Dalam sebuah laporan setebal 100 halaman berjudul “Islamisme: Hambatan bagi Kohesi Nasional Kita” yang dirilis pada 25 November, para politisi sayap kanan Prancis menyerukan pelarangan jilbab dan puasa Ramadan bagi individu di bawah 16 tahun. Mereka juga mengusulkan agar pendamping siswa dalam kegiatan sekolah dilarang mengenakan jilbab.

Dua usulan ini merupakan bagian dari 17 rekomendasi yang diajukan oleh 29 anggota Senat Prancis dari Partai Republik, yang dipimpin oleh Senator Jacqueline Eustache-Brinio. Kelompok ini menyebut kedua praktik tersebut sebagai bentuk kekerasan psikologis dalam pendidikan.

Para senator Republik Prancis menggambarkan jilbab sebagai simbol pemisahan gender, alat kontrol sosial, dan penanda batas identitas, serta menggunakan dalih perlindungan anak untuk membenarkan usulan-usulan mereka.

Pada 18 November, lembaga survei IFOP juga merilis sebuah studi mendalam tentang hubungan Muslim Prancis dengan agama mereka; studi ini menurut banyak kalangan memiliki arah ideologis yang jelas dan menuai kritik luas. Harian Le Monde mengungkap bahwa studi tersebut dipesan oleh media dan situs web yang mengklaim memerangi ekstremisme, dan sebagian di antaranya disebut-sebut melakukan pengaitan dengan jaringan yang dikaitkan dengan Ikhwanul Muslimin.

François Burgat, peneliti dan pemikir Prancis, menegaskan bahwa meskipun survei IFOP menunjukkan bias yang jelas, persoalannya bukan sekadar menolak hasilnya, melainkan mengkritik kerangka dan narasi yang dibangun di dalamnya. Ia mengatakan:
“Kembalinya religiusitas di kalangan pemuda Muslim Prancis di tengah atmosfer Islamofobia saat ini bukanlah hal yang mengherankan, tetapi tidak boleh ditafsirkan sebagai penyakit atau ancaman bagi masyarakat.”

Polemik Lama yang Kembali Bangkit

Esmahan Chouder, aktivis dan dosen universitas, menyatakan bahwa apa yang terjadi saat ini merupakan kelanjutan dari 30 tahun tren Islamofobia di Prancis, yang kini tampil lebih terbuka dan tanpa kamuflase. Ia menambahkan:
“Serangan ini kini bukan hanya datang dari kanan ekstrem; sebagian media arus utama juga turut berperan.”

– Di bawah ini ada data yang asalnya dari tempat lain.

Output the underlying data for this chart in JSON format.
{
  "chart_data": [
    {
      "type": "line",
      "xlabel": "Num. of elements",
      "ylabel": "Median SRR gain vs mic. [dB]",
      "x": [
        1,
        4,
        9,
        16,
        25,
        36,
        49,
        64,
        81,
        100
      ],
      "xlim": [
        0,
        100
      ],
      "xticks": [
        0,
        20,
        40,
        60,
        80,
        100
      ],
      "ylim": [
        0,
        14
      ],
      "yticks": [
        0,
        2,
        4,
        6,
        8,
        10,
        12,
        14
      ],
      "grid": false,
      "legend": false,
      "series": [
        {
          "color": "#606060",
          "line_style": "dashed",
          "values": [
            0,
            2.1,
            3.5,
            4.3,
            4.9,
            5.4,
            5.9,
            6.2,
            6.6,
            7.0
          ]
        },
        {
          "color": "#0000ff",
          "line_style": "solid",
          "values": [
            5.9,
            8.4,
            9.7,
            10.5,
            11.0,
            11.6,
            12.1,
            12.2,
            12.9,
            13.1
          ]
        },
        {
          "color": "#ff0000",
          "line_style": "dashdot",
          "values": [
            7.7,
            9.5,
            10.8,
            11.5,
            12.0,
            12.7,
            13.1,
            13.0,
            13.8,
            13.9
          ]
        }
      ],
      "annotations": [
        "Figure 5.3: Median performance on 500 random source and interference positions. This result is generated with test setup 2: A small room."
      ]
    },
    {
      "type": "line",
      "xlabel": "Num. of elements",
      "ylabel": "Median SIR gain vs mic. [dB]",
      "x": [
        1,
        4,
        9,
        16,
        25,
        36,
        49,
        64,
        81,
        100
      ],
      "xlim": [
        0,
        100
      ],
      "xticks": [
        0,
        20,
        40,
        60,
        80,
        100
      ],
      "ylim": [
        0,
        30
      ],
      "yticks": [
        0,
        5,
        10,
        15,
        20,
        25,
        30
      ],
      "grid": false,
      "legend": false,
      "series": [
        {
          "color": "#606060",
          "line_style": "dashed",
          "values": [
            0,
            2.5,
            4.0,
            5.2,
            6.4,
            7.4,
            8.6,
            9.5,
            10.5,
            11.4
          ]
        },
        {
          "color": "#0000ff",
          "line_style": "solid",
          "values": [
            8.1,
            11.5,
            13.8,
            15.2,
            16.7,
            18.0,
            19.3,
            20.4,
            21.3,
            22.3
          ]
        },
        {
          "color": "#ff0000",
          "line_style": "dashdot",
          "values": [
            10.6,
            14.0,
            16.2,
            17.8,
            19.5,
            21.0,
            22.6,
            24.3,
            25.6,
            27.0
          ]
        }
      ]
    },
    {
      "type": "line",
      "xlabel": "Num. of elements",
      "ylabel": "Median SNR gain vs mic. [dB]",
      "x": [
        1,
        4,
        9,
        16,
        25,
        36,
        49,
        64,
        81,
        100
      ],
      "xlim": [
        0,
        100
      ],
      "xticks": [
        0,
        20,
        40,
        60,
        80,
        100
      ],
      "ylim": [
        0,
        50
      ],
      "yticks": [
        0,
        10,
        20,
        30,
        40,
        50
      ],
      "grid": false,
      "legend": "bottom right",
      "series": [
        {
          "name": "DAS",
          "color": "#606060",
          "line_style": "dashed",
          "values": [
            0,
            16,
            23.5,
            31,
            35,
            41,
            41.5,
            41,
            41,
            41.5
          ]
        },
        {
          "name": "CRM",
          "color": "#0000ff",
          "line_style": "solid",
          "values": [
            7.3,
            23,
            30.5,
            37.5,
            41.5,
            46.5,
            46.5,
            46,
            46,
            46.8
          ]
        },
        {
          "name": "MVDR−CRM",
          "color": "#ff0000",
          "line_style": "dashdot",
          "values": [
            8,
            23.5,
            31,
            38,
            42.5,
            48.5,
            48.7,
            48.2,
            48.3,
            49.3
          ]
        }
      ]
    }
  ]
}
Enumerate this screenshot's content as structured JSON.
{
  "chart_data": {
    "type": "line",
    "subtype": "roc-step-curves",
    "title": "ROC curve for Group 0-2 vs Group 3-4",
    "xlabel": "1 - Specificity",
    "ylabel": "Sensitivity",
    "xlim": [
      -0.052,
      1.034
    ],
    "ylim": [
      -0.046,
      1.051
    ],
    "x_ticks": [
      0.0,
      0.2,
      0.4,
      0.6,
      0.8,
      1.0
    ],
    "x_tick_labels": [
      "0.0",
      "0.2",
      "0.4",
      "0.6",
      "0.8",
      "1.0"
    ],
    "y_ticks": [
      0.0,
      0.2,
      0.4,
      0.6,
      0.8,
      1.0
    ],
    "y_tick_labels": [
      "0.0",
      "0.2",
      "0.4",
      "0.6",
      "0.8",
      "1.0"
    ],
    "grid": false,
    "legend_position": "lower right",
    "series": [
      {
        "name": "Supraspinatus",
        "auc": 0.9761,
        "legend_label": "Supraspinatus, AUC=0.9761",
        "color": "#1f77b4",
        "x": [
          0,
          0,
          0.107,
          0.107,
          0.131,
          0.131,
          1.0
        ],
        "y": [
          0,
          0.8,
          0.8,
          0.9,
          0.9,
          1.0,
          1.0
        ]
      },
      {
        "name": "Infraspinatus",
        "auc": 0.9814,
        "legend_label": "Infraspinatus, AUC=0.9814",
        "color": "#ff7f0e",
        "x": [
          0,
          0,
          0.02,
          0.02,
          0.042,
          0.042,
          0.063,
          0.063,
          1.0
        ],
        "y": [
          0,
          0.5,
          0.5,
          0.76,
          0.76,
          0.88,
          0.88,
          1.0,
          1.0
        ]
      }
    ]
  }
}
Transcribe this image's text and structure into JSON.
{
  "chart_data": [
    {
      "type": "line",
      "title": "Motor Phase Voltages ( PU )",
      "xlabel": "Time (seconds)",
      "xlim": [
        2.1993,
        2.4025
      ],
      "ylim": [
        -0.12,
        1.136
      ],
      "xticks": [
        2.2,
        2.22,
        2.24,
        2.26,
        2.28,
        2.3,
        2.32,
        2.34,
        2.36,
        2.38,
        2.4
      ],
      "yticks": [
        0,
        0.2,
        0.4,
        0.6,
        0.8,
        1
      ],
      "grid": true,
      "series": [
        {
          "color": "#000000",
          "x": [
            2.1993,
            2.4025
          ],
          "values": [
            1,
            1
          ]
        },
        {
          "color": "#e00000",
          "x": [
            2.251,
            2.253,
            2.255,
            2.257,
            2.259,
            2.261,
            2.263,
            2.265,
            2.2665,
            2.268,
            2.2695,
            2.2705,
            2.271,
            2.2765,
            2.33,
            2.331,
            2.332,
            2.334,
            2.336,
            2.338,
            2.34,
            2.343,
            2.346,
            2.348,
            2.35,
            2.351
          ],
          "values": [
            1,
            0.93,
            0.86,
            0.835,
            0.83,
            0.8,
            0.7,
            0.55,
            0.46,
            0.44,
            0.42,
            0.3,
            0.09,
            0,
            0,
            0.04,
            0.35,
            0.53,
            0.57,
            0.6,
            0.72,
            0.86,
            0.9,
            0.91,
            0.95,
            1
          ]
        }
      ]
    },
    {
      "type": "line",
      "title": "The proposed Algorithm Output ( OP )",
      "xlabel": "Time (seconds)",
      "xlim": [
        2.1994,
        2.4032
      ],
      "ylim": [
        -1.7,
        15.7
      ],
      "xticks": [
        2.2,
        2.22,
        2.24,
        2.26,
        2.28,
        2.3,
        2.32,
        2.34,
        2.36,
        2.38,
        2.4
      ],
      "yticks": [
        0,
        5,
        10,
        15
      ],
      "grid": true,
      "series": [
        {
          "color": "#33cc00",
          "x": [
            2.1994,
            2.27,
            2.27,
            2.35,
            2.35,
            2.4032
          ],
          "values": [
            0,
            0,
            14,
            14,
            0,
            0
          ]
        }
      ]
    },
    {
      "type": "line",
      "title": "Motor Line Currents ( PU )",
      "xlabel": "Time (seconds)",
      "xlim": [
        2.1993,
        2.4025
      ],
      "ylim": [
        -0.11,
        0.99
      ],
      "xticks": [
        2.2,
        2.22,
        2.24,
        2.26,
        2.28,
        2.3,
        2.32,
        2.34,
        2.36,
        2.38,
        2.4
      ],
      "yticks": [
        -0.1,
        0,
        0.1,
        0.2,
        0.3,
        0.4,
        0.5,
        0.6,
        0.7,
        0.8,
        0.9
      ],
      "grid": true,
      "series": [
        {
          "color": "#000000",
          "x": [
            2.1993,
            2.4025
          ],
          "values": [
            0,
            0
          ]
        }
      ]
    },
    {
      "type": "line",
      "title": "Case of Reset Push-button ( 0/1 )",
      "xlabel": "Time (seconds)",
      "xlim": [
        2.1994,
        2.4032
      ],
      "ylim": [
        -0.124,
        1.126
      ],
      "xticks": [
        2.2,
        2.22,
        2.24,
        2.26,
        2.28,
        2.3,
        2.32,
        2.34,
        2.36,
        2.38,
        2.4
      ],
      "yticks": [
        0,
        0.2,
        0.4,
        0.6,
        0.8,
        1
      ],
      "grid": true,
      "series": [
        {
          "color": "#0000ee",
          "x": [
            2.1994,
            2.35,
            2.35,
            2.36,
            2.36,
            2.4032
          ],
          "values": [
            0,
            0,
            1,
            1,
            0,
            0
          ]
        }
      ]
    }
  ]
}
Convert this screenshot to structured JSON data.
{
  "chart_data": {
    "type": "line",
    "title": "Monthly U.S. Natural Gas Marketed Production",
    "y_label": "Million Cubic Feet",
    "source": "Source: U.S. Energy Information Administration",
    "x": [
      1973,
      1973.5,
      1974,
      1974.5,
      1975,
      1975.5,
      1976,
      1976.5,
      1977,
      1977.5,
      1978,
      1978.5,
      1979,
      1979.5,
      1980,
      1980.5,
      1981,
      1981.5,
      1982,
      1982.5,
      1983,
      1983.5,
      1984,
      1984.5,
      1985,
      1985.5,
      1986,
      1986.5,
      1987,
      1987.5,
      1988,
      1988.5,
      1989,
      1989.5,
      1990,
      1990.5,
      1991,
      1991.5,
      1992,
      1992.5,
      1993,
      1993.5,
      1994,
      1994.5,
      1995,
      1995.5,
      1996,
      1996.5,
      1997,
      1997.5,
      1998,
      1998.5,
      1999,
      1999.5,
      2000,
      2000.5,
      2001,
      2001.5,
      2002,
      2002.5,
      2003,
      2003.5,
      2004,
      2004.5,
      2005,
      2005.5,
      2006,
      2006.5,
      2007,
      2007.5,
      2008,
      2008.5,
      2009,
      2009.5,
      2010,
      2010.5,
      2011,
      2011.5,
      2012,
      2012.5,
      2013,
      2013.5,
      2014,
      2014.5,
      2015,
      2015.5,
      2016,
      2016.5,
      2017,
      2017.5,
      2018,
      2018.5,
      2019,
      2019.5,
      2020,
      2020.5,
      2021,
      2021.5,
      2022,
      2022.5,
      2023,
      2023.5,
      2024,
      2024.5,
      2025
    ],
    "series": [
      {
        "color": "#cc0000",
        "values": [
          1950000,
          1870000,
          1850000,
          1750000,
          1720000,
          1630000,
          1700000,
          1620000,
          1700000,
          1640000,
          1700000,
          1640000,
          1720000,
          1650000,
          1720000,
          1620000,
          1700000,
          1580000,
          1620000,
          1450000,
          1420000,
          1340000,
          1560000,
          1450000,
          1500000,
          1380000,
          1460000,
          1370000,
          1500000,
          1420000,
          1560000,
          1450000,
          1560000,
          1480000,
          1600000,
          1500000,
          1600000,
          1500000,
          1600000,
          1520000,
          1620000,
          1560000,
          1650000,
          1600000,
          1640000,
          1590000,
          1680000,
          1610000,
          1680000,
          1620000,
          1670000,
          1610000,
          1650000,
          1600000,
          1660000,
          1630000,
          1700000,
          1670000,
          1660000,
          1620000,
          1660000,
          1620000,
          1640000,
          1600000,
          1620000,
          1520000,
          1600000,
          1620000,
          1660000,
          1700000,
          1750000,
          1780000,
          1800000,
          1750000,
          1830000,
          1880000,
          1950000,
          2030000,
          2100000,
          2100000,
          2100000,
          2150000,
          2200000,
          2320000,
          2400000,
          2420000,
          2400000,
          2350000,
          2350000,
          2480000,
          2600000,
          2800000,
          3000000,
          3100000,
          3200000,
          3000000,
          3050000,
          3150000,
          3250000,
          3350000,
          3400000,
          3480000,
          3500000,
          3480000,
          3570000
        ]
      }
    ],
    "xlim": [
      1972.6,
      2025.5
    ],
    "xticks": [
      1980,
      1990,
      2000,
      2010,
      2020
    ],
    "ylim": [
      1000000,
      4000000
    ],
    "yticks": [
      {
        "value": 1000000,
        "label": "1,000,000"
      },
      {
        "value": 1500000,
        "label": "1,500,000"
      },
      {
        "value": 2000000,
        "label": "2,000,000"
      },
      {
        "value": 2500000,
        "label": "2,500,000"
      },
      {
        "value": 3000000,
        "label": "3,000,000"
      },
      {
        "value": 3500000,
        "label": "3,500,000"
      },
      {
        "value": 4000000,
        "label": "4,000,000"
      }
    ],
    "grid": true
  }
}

Chouder, yang juga pendiri perkumpulan “Perempuan untuk Kesetaraan”, mengatakan bahwa gelombang ini biasanya muncul menjelang pemilu atau pada masa-masa ketegangan sosial untuk mengalihkan perhatian publik. Namun menurutnya, kali ini intensitas dan jangkauannya meningkat secara mengkhawatirkan.

Menurut penelitian IFOP, tingkat komitmen keagamaan di kalangan generasi muda Muslim Prancis terus meningkat; sebagian pihak menafsirkan ini sebagai reaksi terhadap rasa dikucilkan, sementara yang lain melihatnya sebagai tanda kemunduran model integrasi sosial tradisional.

François Burgat menjelaskan: “Hingga sebelum 2020, pemerintah Prancis menekan perilaku-perilaku minoritas kecil dari kaum Muslim; tetapi sejak saat itu, bukan hanya perilaku, bahkan keyakinan dan praktik paling wajar dari mayoritas Muslim pun kini menjadi sasaran.”

Menurutnya, kini telah terbentuk kompetisi politik antara pemerintah dan kelompok kanan ekstrem untuk semakin mengeraskan wacana Islamofobia, dan dua kebijakan terbaru ini merupakan kelanjutan dari jalur tersebut.

Pembentukan Citra “Musuh Internal”

Dewan Keislaman Prancis dalam sebuah pernyataan menyebut bahwa sebuah penelitian tentang Muslim Prancis telah dipesan oleh Dewan Perwakilan Lembaga Yahudi Prancis (CRIF), dan dilaksanakan oleh seorang pengusaha Prancis bekerja sama dengan seorang agen Israel.

Dewan tersebut menyatakan akan membawa persoalan ini ke Lembaga Nasional Perlindungan Data, karena data keagamaan dan etnis termasuk informasi yang sangat sensitif.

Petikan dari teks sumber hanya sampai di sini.